Targeted 16S ribosomal RNA sequencing is widely used to take a relatively quick and affordable look at the bacterial representatives present in a given microbial community. But that barcode-type approach does not provide information on full genome features or genetic variation that may exist within the species or genera being identified.
At the other end of the microbiome sequencing spectrum, metagenomic sequencing offers a look at sequences from across the genome in a mixed microbe collection. Teasing those sequences apart to pick individual genomes out of this genomic stew often relies on indirect sequence binning based on features such as read depth, contig sequence abundance, or sequence composition cues, Liachko noted.
"Sequencing has become cheaper, so more and more people are moving away from 16S-type approaches and moving into whole-genome sequencing — whole-genome metagenomics," he said. "The problem when you do that, of course, is that you're stuck with huge numbers of short contigs, short sequences, but you don't even know which organism they came from. So, you have to try to reconstruct that."
"It's sort of like taking hundreds of jigsaw puzzles, dumping all the pieces together and then trying to reconstruct all the puzzles," Liachko said.
While imputation-based methods have been useful, he said, they spit out individual genomes that are still approximations. The range of options available for successfully binning and assembling sequences from the same organism has started to expand as investigators interested in metagenomics start applying some of the proximity ligation methods used to gauge DNA interactions in the genome assembly setting.

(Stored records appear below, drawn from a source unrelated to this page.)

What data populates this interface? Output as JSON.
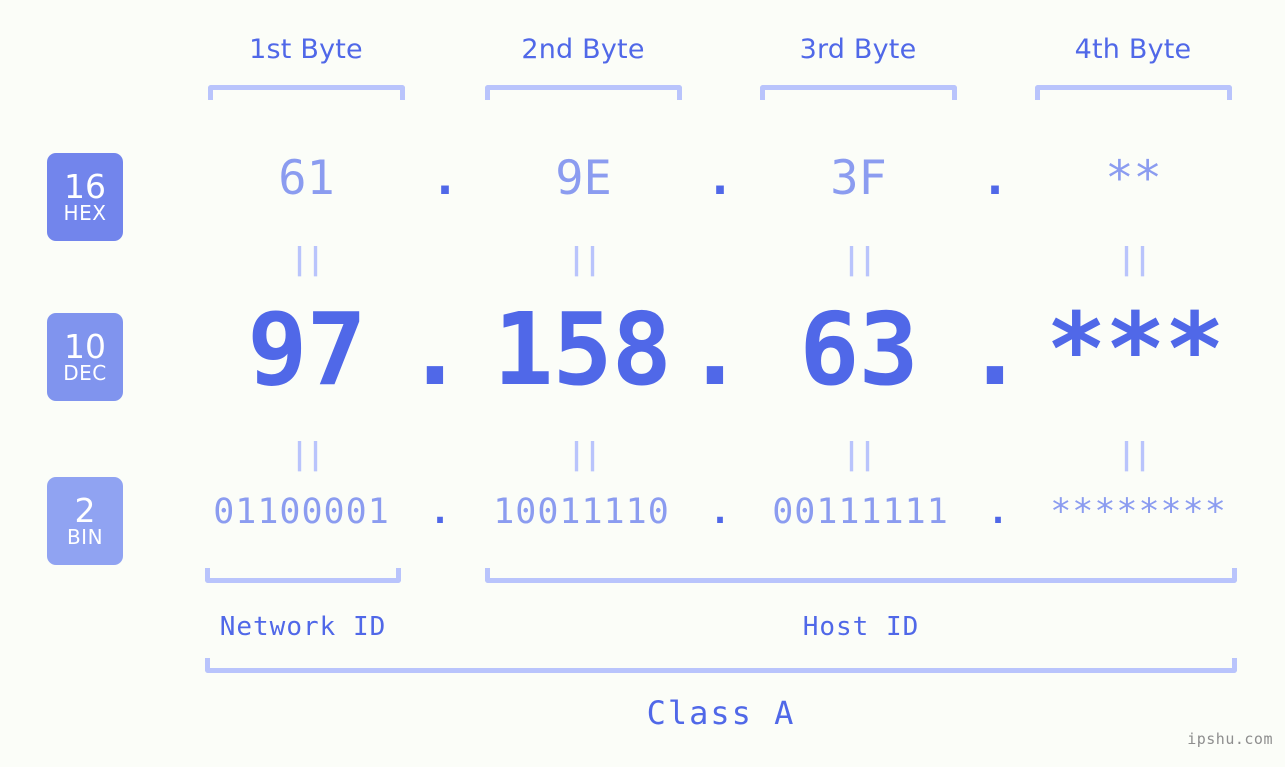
{
  "watermark": "ipshu.com",
  "byte_headers": [
    {
      "label": "1st Byte"
    },
    {
      "label": "2nd Byte"
    },
    {
      "label": "3rd Byte"
    },
    {
      "label": "4th Byte"
    }
  ],
  "bases": [
    {
      "number": "16",
      "name": "HEX",
      "color": "#7285ec"
    },
    {
      "number": "10",
      "name": "DEC",
      "color": "#8094ee"
    },
    {
      "number": "2",
      "name": "BIN",
      "color": "#90a3f2"
    }
  ],
  "rows": {
    "hex": {
      "base_number": "16",
      "base_name": "HEX",
      "values": [
        "61",
        "9E",
        "3F",
        "**"
      ],
      "separators": [
        ".",
        ".",
        "."
      ]
    },
    "dec": {
      "base_number": "10",
      "base_name": "DEC",
      "values": [
        "97",
        "158",
        "63",
        "***"
      ],
      "separators": [
        ".",
        ".",
        "."
      ]
    },
    "bin": {
      "base_number": "2",
      "base_name": "BIN",
      "values": [
        "01100001",
        "10011110",
        "00111111",
        "********"
      ],
      "separators": [
        ".",
        ".",
        "."
      ]
    }
  },
  "equals_marks": [
    "||",
    "||",
    "||",
    "||",
    "||",
    "||",
    "||",
    "||"
  ],
  "sections": {
    "network_id": "Network ID",
    "host_id": "Host ID",
    "class": "Class A"
  },
  "colors": {
    "background": "#fbfdf8",
    "primary": "#5068e8",
    "secondary": "#8b9cf0",
    "bracket": "#b9c4fc",
    "watermark": "#8e8e8e"
  }
}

In the case of Hi-C-assisted methods such as ProxiMeta, for example, researchers cross-link interacting bits of DNA in intact microbial cells before blasting them apart and sequencing the DNA-DNA junctions to retrace sequences originating in the same cell.
"You can use that data to separate all the jigsaw puzzles back to where they came from," Liachko said, returning to his pile-of-puzzles analogy. "It allows you to go into a metagenome sample, and with no a priori information, get many really high-quality genomes for things that you don't have to culture."
Along with the PeerJ study Beitel, Eisen, and colleagues published in 2014, Liachko was part of a team headed by the University of Washington's genome sciences researcher Jay Shendure that used Hi-C contacts to put together individual microbial genomes in a mixed microbial sample, as they reported in the journal G3 in 2014.
Dovetail Genomics, a Santa Cruz, California-based firm that offers its own Hi-C assembly services, is currently developing in vitro proximity ligation genome assembly methods and related informatics tools for metagenomics — an effort that will be aided by a two-year grant from the National Institutes of Health worth $938,000.
Both Dovetail and Phase Genomics representatives have said that crosslinking achieved by modified Chicago or ProxiMeta methods, respectively, can link plasmid sequences to broader genome sequences from its host strain.
Without such strategies, "there's nothing that will tell you where that plasmid came from, because it's not physically connected to the chromosome and they can jump around from species to species," Phase Genomics' Liachko noted.
Liachko declined to comment on the current price of the ProxiMeta kit, but said "the point of the kit is that it is cheaper" than the service. He suggested that investigators who are interested in applying the firm's approach should contact Phase Genomics for details on the kit and its optimization for a specific research context.
The firm is collaborating with several research teams and sees applications for its approach for studies focused on everything from to infectious disease to human microbiome profiling, agricultural, or environmental sample assessments.